Robert Darnton, historian and the director of the Harvard University Library, has been writing recently about digitized books.
Last December, for instance, he suggested the creation of a national digital library as a way to solve the Google Books lawsuit (settlement still pending; judge Denny Chin yet to issue a ruling). Darnton returned to this idea in a recent blog post as well as in a speech he gave during a workshop in Cambridge last month, the text of which also appeared in the pages of the New York Review of Books.
His idea has an idealistic Founding-Fathers/New-Deal ring to it, but can it happen?
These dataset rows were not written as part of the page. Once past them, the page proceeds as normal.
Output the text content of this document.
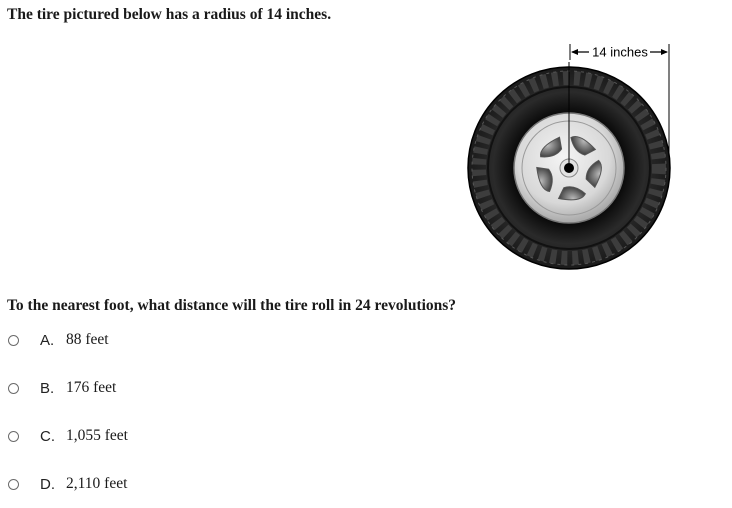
The tire pictured below has a radius of 14 inches.
14 inches
To the nearest foot, what distance will the tire roll in 24 revolutions?
A. 88 feet
B. 176 feet
C. 1,055 feet
D. 2,110 feet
Political will and money, as expected, are cited as troublesome issues. There are complex technological hurdles as well. And there is the very important question of copyright. Most recently, in an exchange with Tony Simpson, the president of the New Zealand Society of Authors, Darnton writes about how the rights of authors might be addressed in the creation of “The Digital Public Library of America.”
He concludes:
Although I convened the workshop, I merely provided an occasion to launch a debate involving many people who do not necessarily share my ideas. My New York Review article was drawn from the talk I gave at its opening and represents my views, not those of the others, and it should not be taken as a report on the discussions that subsequently took place. Those discussions will lead to other meetings involving our wider community, which in turn may open the way to the creation of a great digital library. If they do, the edifice cannot be constructed without a broad debate on a national scale, for the library will belong to the American people, and the people themselves should have a voice in its design.